Eğer doğada yürüyeceksem mutlaka bir sopa bulur, alırım. Yokuş çıkarken çok yararlı olur. Bir de çakal, vahşi köpek gibi hayvanatın olduğu yerlerde korkutma amaçlı kullanılabilir. Gerçi kedi, köpek ve diğer hayvanlarla içimden konuşup, onları sakinleştirebilme gibi bir yeteneğim olsa da, yokuşlar pek de sevmediğim şeyler.Bronşit yatkını, alerjik bir insan olduğumdan biraz zorlanınca hemen nefes nefese kalırım. Okuldayken de yokuşlar beni mahvederdi. Bu sopalar biraz yardımcı oluyor. Doğa yürüyüşlerinde ağaç, ot, toprak çiçek böcek incelemekten, kozalak, çalı çırpı, deniz kenarındaysam deniz kabuğu, minare toplamaktan doğru düzgün yürüyemem. Evin içi başkalarının dönüp de bakmayacağı, hatta çöp olarak gördüğü, ama benim tarihi eser gibi baş köşelere koyduğum bir çok nesneyle doludur. Bahçem olduğundan bazen başka bahçelere çok takılırım. Tohum topladığım, ya da çiçekleri daldırayım diye bir dal çaldığım olmuyor değil. Bu ağaçtan da dikeyim, şu çiçekten de olsa gibi düşüncelerle, bazen yolu kaybedip abuk subuk sokaklara daldığım olur. Zaten yön duygum çok fazla gelişmemiştir. Bazen çok sık gitmediğim yerlerde kaybolur, bir erkek gibi kimseye de yolu sormadan gecikmeli de olsa eve dönerim.

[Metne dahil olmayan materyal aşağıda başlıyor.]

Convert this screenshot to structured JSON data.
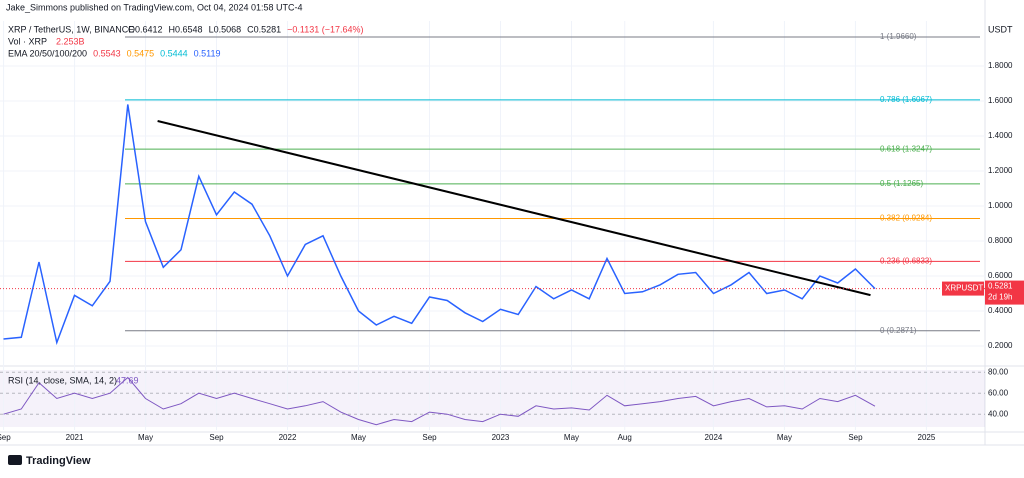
{
  "header": {
    "publisher": "Jake_Simmons published on TradingView.com, Oct 04, 2024 01:58 UTC-4",
    "symbol": "XRP / TetherUS, 1W, BINANCE",
    "ohlc": [
      "O0.6412",
      "H0.6548",
      "L0.5068",
      "C0.5281",
      "−0.1131 (−17.64%)"
    ],
    "vol_label": "Vol · XRP",
    "vol_value": "2.253B",
    "ema_label": "EMA 20/50/100/200",
    "ema_values": [
      "0.5543",
      "0.5475",
      "0.5444",
      "0.5119"
    ],
    "currency": "USDT",
    "ticker_tag": "XRPUSDT",
    "countdown": "2d 19h",
    "brand": "TradingView"
  },
  "chart_data": {
    "type": "line",
    "x": [
      8,
      9,
      10,
      11,
      12,
      13,
      14,
      15,
      16,
      17,
      18,
      19,
      20,
      21,
      22,
      23,
      24,
      25,
      26,
      27,
      28,
      29,
      30,
      31,
      32,
      33,
      34,
      35,
      36,
      37,
      38,
      39,
      40,
      41,
      42,
      43,
      44,
      45,
      46,
      47,
      48,
      49,
      50,
      51,
      52,
      53,
      54,
      55,
      56,
      57.1
    ],
    "series": [
      {
        "name": "XRPUSDT",
        "color": "#2962ff",
        "values": [
          0.24,
          0.25,
          0.68,
          0.22,
          0.49,
          0.43,
          0.57,
          1.58,
          0.91,
          0.65,
          0.75,
          1.17,
          0.95,
          1.08,
          1.01,
          0.83,
          0.6,
          0.78,
          0.83,
          0.6,
          0.4,
          0.32,
          0.37,
          0.33,
          0.48,
          0.46,
          0.39,
          0.34,
          0.41,
          0.38,
          0.54,
          0.47,
          0.52,
          0.47,
          0.7,
          0.5,
          0.51,
          0.55,
          0.61,
          0.62,
          0.5,
          0.55,
          0.62,
          0.5,
          0.52,
          0.47,
          0.6,
          0.56,
          0.64,
          0.5281
        ]
      }
    ],
    "trendline": {
      "x": [
        16.68,
        56.85
      ],
      "values": [
        1.486,
        0.491
      ],
      "color": "#000000"
    },
    "xlim": [
      7.8,
      63.3
    ],
    "xticks": [
      {
        "value": 8,
        "label": "Sep"
      },
      {
        "value": 12,
        "label": "2021"
      },
      {
        "value": 16,
        "label": "May"
      },
      {
        "value": 20,
        "label": "Sep"
      },
      {
        "value": 24,
        "label": "2022"
      },
      {
        "value": 28,
        "label": "May"
      },
      {
        "value": 32,
        "label": "Sep"
      },
      {
        "value": 36,
        "label": "2023"
      },
      {
        "value": 40,
        "label": "May"
      },
      {
        "value": 43,
        "label": "Aug"
      },
      {
        "value": 48,
        "label": "2024"
      },
      {
        "value": 52,
        "label": "May"
      },
      {
        "value": 56,
        "label": "Sep"
      },
      {
        "value": 60,
        "label": "2025"
      }
    ],
    "ylim": [
      0.1,
      2.0
    ],
    "yticks": [
      {
        "value": 0.2,
        "label": "0.2000"
      },
      {
        "value": 0.4,
        "label": "0.4000"
      },
      {
        "value": 0.6,
        "label": "0.6000"
      },
      {
        "value": 0.8,
        "label": "0.8000"
      },
      {
        "value": 1.0,
        "label": "1.0000"
      },
      {
        "value": 1.2,
        "label": "1.2000"
      },
      {
        "value": 1.4,
        "label": "1.4000"
      },
      {
        "value": 1.6,
        "label": "1.6000"
      },
      {
        "value": 1.8,
        "label": "1.8000"
      }
    ],
    "grid": true,
    "fib_levels": [
      {
        "value": 1.966,
        "label": "1 (1.9660)",
        "color": "#787b86"
      },
      {
        "value": 1.6067,
        "label": "0.786 (1.6067)",
        "color": "#00bcd4"
      },
      {
        "value": 1.3247,
        "label": "0.618 (1.3247)",
        "color": "#4caf50"
      },
      {
        "value": 1.1265,
        "label": "0.5 (1.1265)",
        "color": "#4caf50"
      },
      {
        "value": 0.9284,
        "label": "0.382 (0.9284)",
        "color": "#ff9800"
      },
      {
        "value": 0.6833,
        "label": "0.236 (0.6833)",
        "color": "#f23645"
      },
      {
        "value": 0.2871,
        "label": "0 (0.2871)",
        "color": "#787b86"
      }
    ],
    "rsi": {
      "label": "RSI (14, close, SMA, 14, 2)",
      "value_label": "47.69",
      "color": "#7e57c2",
      "values": [
        40,
        45,
        70,
        55,
        60,
        55,
        60,
        75,
        55,
        45,
        50,
        60,
        55,
        60,
        55,
        50,
        45,
        48,
        52,
        42,
        35,
        30,
        35,
        33,
        42,
        40,
        35,
        33,
        40,
        38,
        48,
        45,
        46,
        44,
        58,
        48,
        50,
        52,
        55,
        57,
        48,
        52,
        55,
        47,
        48,
        45,
        55,
        52,
        58,
        47.69
      ],
      "ylim": [
        25,
        84
      ],
      "yticks": [
        {
          "value": 40,
          "label": "40.00"
        },
        {
          "value": 60,
          "label": "60.00"
        },
        {
          "value": 80,
          "label": "80.00"
        }
      ]
    }
  }
}
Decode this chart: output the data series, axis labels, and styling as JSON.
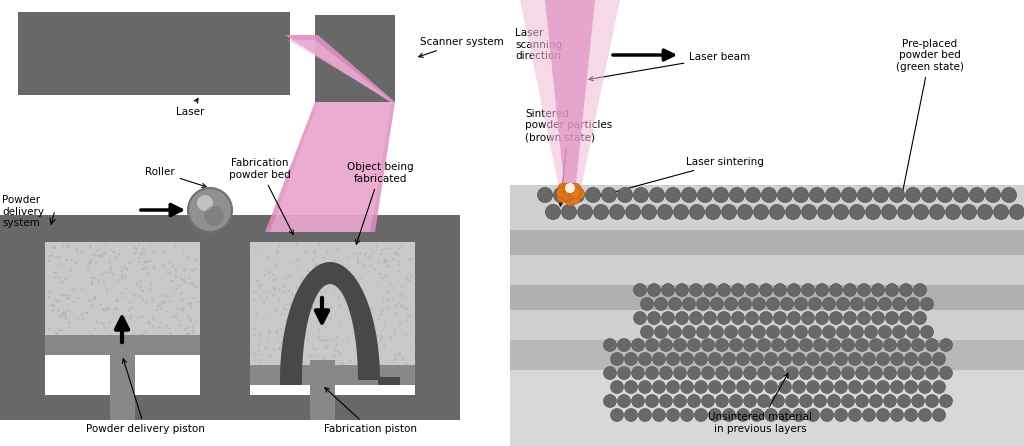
{
  "bg_color": "#ffffff",
  "dark_gray": "#686868",
  "mid_gray": "#888888",
  "light_gray_powder": "#c8c8c8",
  "wall_gray": "#686868",
  "layer_light": "#d0d0d0",
  "layer_mid": "#b8b8b8",
  "layer_dark": "#a0a0a0",
  "pink_outer": "#e090c0",
  "pink_inner": "#f0b8d8",
  "orange_sinter": "#e07820",
  "gold_sinter": "#f0a020",
  "scanner_label": "Scanner system",
  "laser_label": "Laser",
  "roller_label": "Roller",
  "powder_delivery_label": "Powder\ndelivery\nsystem",
  "fab_powder_label": "Fabrication\npowder bed",
  "object_label": "Object being\nfabricated",
  "delivery_piston_label": "Powder delivery piston",
  "fab_piston_label": "Fabrication piston",
  "laser_direction_label": "Laser\nscanning\ndirection",
  "laser_beam_label": "Laser beam",
  "pre_placed_label": "Pre-placed\npowder bed\n(green state)",
  "sintered_label": "Sintered\npowder particles\n(brown state)",
  "laser_sintering_label": "Laser sintering",
  "unsintered_label": "Unsintered material\nin previous layers"
}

Twitter’da ve bazı başka yerlerde yagmurusevenkadin adını kullanıyorum. Yağmuru pencereden seyretmekten çok da, yağmurda yürümekten, ıslanmaktan hoşlanırım. Dolayısıyla bir çift yağmur çizmesi, yağmurluk hazırda bekler. Şemsiye kullanmaktan pek hoşlanmam, dolayısıyla kapüşonu olan bir anorak yeter de , artar bile. Sokaklarda ” Bu sabaaah yağmur var İstanbul’daaaa” diye hiç utanmadan şarkı söyleyerek yürüyen birini görürseniz; şarkı söylerken bir yandan da ıslak kedileri beslemeye çalışıyorsa, bilin ki o benim. Günlük ilacımı almak için sokakları arşınlıyorum mutlulukla.
* Hipokrat
** https://instagram.com/istanbulstraycats/
Permalink //
Nilgün’cüm,
Yazılarını okudukça,
benim seninle ayni zamanlarda benzeri olayları, ayni duygularla
yaşadığımı sanıyorum.
Ege ve özellikle Seferihisar tasfirlerini aynen hissediyorum…Mandalina bahçelerinin
kokusunu duyuyorum…
Sakarlığını ne kadar sevimli ve içten analatıyorsun.
Beni güzel anılara taşıyorsun. Teşekkürler…
Permalink //
İnsanın çocukluk gözlemleri ve anıları aklında çok net ve canlı kalıyor. Hele de güzel şeyler yaşamışsa, biz Seferihisar’ı hep güzel anımsıyoruz sanırım, çocukluğumuzu renklendirmiş ne güzel.